Floyd, Virginia has long been known for its arts scene, particularly live music. But residents, businesses, and visitors also know the rural mountain town offers something they may not see elsewhere–internet that’s as good or better than what they’ve used in many densely populated cities.
Floyd Music School co-founder Mike Mitchell says giving lessons to students through video chat has become a regular part of his schedule – roughly half of them are taught via the web.
“Believe it or not, I’m the Suzuki violin teacher at the Pecos Elementary School in Texas,” said Mitchell. His students include Everett Hadaway of Canadian, Texas.
Mitchell and his colleagues have taught others in Florida and Missouri – and as far away as Denmark and Saudi Arabia.
“I was able to have such an early start that I’ve built significant portion of my studio business on line, when others are just now getting involved, and just now getting into it,” Mitchell said.
Citizens Telephone Cooperative has served Floyd County since 1914, and has kept up to date with technology, providing broadband since 2001. But CEO and General Manager Greg Sapp says the laying of fiber optic cable at 1G speed, or one gigabit per second, will far exceed what many are used to, even for larger cities in the area.
“We want our customers to experience no penalty for living in a rural area when it comes to their technology and telecommunications needs,” said Sapp, who says Citizens already holds an advantage since it’s not a publicly traded company, concerned with short-term profits.
“If this was a project that we said ‘ok, we’ve got to have a payback period of two years on this – it would never happen,” he said. “It would never get done.”
Citizens Telephone is taking advantage of $10-million in federal funds through the Alternative Connect America Model, which lets the company get some help in its buildout of fiber optic lines.
The 1G broadband connections have reaped benefits not only for residents and local business, but also education.
“It is kind of a tipping point time – not only in public education in the state, but also in the job market,” said Floyd County Schools Superintendent John Wheeler, who said the improved wi-fi has encouraged the district to pursue a $17-million career development center.

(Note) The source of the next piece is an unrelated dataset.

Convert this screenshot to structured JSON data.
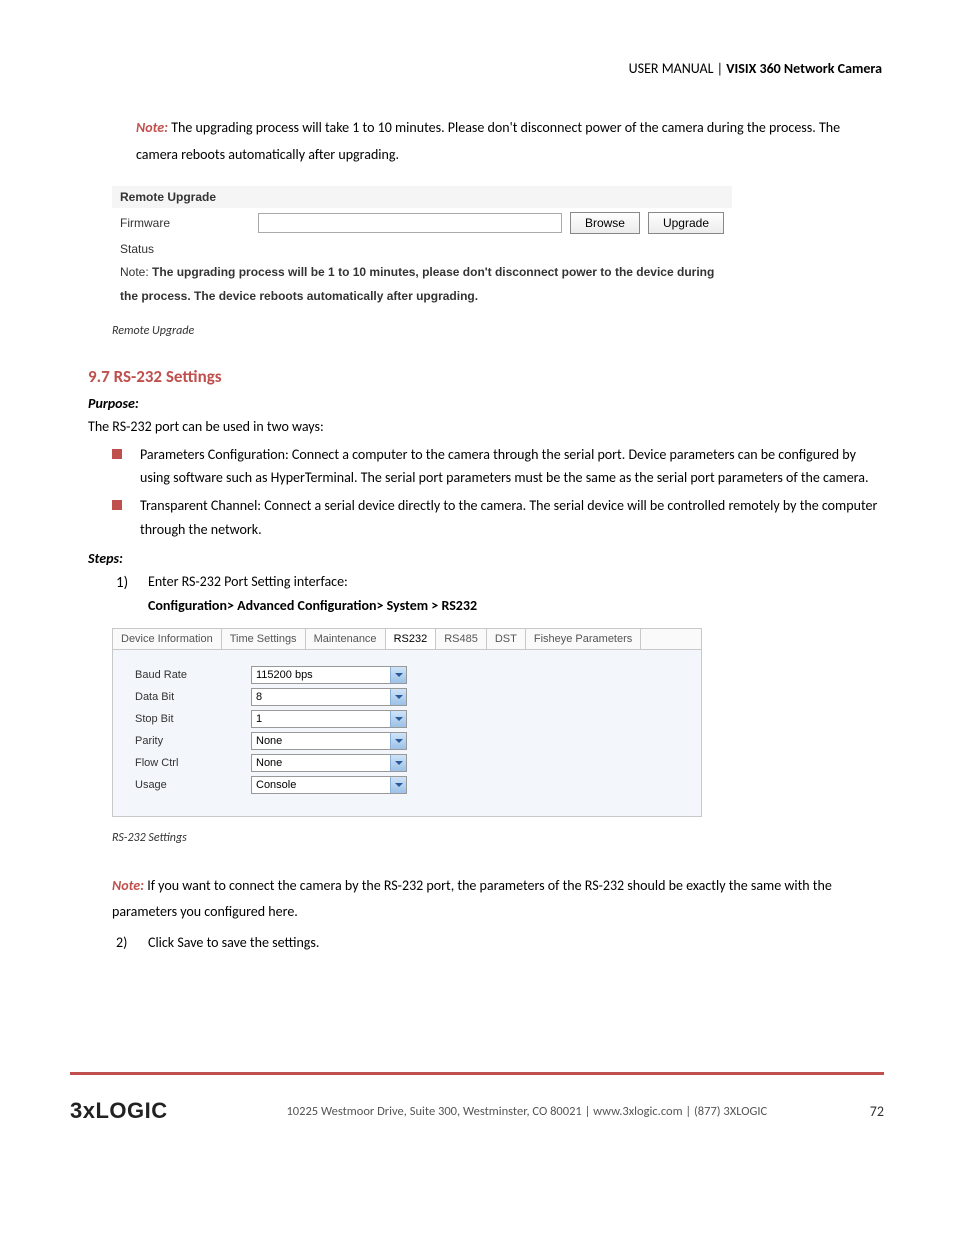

He said it will including evening courses for adults, help graduates seeking work out of high school, and line up others with area universities.
“We need more experiences for our students, and we need more specialized space,” Wheeler said. “And that specialized space involved very high-end technology.”
Greg Sapp says Citizens plans to have 60% of homes in Floyd County connected to the new fiber optic lines by the end of this year, and 97% of them by the end of 2021.
He says the company is required to reach those milestones, or risks returning the $10-million in federal funds, with penalties. But Sapp says that’s why it plans to have the work done in half the time.
The future of the Alternative Connect America Model is also is question. Sapp says funding beyond 2026 is unclear.
“Regardless of the outcome, we bet our future on fiber and we think that is a good bet any way you look at it,” he said.
Lydeana Martin is Floyd County’s Community and Economic Development Director. She says the area has become a place where those in the corporate world can semi-retire, and do a little work on the side.
“And they would maintain a consulting business based in their home, and they would fly out a couple times a month,” Martin said. “So we’ve always been able to support people that are used to being in an urban area, but they needed the technology to connect them.”
Martin says there’s always been a knock against Floyd’s lack of access to an interstate or rail line, but now talks to others who envy the technology there.
“In the past, people have tried to frame us into a little box based on the number of lanes of roads that come in here, but now through fiber and glass, it’s an unlimited connection to the world,” she said.
Virginia’s chief broadband advisor, Evan Feinman, says a day doesn’t go by that another city doesn’t reach out to him - seeking help through Virginia Telecommunication Initiative grant program.
“There is no one silver bullet,” he said. “Other communities have different disadvantages and advantages, and I want them to work with my team to put those pieces together in successful a fashion as possible.”
But Feinman also praises Floyd, saying the community has put the pieces together "in truly masterful fashion."